Ôm (ou Aum) est un des plus importants symboles religieux de l'hindouisme, il signifie l'Âme Cosmique

 


Utilisé comme préfixe et parfois suffixe aux mantras et à toute prière hindoue. Il est empli d'un message symbolique profond : il est considéré comme la vibration primitive divine de l'Univers qui représente toute existence, entourant toute nature dans Une Vérité Ultime.

Ainsi, le son, produit d'une façon prolongée, résultat de la combinaison de trois sons A-U-M (de la triade à l'unité), signifie « ce qui a été, est et sera », et possède, pour ceux qui se voue à la méditation, une force à la fois magique et religieuse. Un Upanishad affirme : « Comme s'agglomèrent toutes les feuilles enfilées sur une tige qui les traverse, de même toute parole se fond dans le son OM. Le son OM est tout cet univers. »

Origines de l'Hindouisme, aussi appelée "religion védique".
 

L'origine exacte de la naissance de l'Hindouisme reste inconnue et n'a pas de fondateur, contrairement à certaines religions . Ce qui suit est tirée de diverses explications d'historiens mais n'est en rien affirmatif quant à la véracité de l'histoire et des origines de l'Hindouisme.

Les historiens sont d'ailleurs assez divisés sur le sujet et les contreverses donnent lieu à de fougueux débats. Ainsi la véracité d'une invasion aryenne n'est pas totalement prouvée mais elle reste proposée comme la plus vraisemblable. Vers l'an -2000 avant JC, un peuple du Moyen Orient envahit l'Inde par le Nord, ce sont les Aryens (forme française du mot sanskrit Arya : fidèle, noble) ! Ils sont guidés par le वेदVeda qui est le fondement même du védisme : L'opposition entre les conquérants aryens à la peau blanche et les autochtones à peau foncée se traduit dans l'organisation en castes de la société védique, qui en compte essentiellement quatre. Ainsi la répartition déjà existante dans la société aryenne des hommes en prêtres (brâhmana), guerriers (kshatriya) et marchands-agriculteurs-pasteurs (vaishyas), vient s'ajouter le groupe des Dravidiens. Ce sont eux qui composent majoritairement la quatrième caste, les shûdra; soumis aux autres, ils doivent remplir les tâches les plus humbles. Cette organisation de la société trouve son fondement mythologique dans un chant du Rig-Veda qui décrit le démembrement de l'Homme cosmique.

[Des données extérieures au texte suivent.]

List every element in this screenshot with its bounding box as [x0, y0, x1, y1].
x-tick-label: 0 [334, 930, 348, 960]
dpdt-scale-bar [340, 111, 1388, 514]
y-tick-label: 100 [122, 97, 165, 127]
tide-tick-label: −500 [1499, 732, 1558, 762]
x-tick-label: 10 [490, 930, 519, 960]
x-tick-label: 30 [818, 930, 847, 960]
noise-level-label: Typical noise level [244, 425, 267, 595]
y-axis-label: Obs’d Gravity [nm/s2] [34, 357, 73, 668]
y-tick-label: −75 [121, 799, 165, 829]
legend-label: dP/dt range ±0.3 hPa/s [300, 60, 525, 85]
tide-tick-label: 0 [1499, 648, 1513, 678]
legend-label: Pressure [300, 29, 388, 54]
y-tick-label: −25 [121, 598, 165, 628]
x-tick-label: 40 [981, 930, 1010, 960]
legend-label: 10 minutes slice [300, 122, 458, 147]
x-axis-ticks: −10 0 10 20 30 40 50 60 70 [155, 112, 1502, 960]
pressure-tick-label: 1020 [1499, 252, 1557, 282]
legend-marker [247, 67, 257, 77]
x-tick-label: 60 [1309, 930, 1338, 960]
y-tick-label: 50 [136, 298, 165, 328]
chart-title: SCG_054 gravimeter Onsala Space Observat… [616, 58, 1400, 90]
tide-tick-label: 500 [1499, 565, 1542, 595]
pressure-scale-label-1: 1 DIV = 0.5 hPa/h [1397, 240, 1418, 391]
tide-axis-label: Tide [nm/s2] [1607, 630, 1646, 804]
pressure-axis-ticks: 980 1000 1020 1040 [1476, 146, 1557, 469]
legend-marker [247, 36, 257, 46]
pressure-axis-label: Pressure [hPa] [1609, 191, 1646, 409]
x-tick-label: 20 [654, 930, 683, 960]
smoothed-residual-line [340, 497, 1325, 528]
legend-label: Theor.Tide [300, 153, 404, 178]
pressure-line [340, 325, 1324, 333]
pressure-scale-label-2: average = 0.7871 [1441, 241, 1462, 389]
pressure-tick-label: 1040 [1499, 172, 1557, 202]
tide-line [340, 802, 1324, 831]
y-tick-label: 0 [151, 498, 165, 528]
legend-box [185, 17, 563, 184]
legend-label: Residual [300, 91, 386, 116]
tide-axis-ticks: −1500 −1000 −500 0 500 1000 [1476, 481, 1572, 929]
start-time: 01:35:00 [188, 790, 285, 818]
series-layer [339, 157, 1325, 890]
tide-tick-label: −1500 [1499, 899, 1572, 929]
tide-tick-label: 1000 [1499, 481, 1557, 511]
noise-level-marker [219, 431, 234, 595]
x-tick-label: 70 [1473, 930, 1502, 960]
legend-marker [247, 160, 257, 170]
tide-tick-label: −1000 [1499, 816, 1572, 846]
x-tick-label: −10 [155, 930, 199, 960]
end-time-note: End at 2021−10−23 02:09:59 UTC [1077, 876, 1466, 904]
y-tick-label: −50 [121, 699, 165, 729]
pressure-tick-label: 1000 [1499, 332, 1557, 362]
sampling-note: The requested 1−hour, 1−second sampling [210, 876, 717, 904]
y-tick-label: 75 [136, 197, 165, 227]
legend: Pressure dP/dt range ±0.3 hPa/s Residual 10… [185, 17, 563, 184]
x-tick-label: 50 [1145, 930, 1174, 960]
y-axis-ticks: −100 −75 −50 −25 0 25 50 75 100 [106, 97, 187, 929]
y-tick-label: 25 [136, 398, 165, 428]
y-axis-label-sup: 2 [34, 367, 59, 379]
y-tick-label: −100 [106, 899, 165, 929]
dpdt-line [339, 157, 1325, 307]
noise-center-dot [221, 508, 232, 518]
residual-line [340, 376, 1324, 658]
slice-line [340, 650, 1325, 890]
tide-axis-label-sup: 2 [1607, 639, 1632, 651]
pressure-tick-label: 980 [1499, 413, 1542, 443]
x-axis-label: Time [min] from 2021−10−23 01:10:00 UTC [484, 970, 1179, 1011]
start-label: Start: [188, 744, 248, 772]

Indo-Européens, les Arya développent alors une religion déjà présente mais très rudimentaire et sans fondement véritable. Ils traversent le fleuve Indus et, lors de leur progression, ils constatent des rituels pratiquement semblables sur tout le territoire conquis. La similitude des comportements sur une si vaste étendue prouve la cohérence d'un ensemble déjà social et le terme Indus vient naturellement aux conquérants pour désigner les tribus rencontrées. Ce dénominatif restera dans les moeurs et c'est tous les peuples de la région, en remontant jusqu'à l'Indus qui seront ainsi nommés. Les Aryens s'établissent au Nord et au centre. Leur progression a été momentanément stoppée par les les autochtones vivants au Sud.

Ce sont exactement les sages inspirés des tribus aryennes qui vont donner la valeur totale de cette religion en Inde en promouvant des textes sacrés révélés par les Dieux. Ces textes sacrés hindous consistent en plusieurs recueils fondamentaux comme les 4 Vedas, les 108 Upanishads, les 18 Puranas et la Bhagavat Gita.

Les croyants antiques, tous comme les fidèles d'aujourd'hui, pensent que les écritures divines ont été révélées aux Sages par les Dieux eux-mêmes. Ces " oeuvres ", qui sont le pilier de l'Hindouisme, sont répartis en 4 Vedas (Connaissance, savoir, en sanskrit)

- 1 : Le Rig Veda, la plus importante car elle présente les divinités et les prières rituelles

- 2 : le Sama Veda, examine les branches scientifiques

- 3 : L'Ayur Veda, décrit les rituels de sacrifices et de guérisons

- 4 : l'Atharva Veda, traite le domaine politique et social, le système des castes.

 

Ces 4 oeuvres majeures sont imprégnées d'un style littéraire poétique, et regroupent toute la connaissance et aspects de la vie quotidienne. On comprend alors l'importance, le respect et la vénération de celles-ci dans l'Hindouisme.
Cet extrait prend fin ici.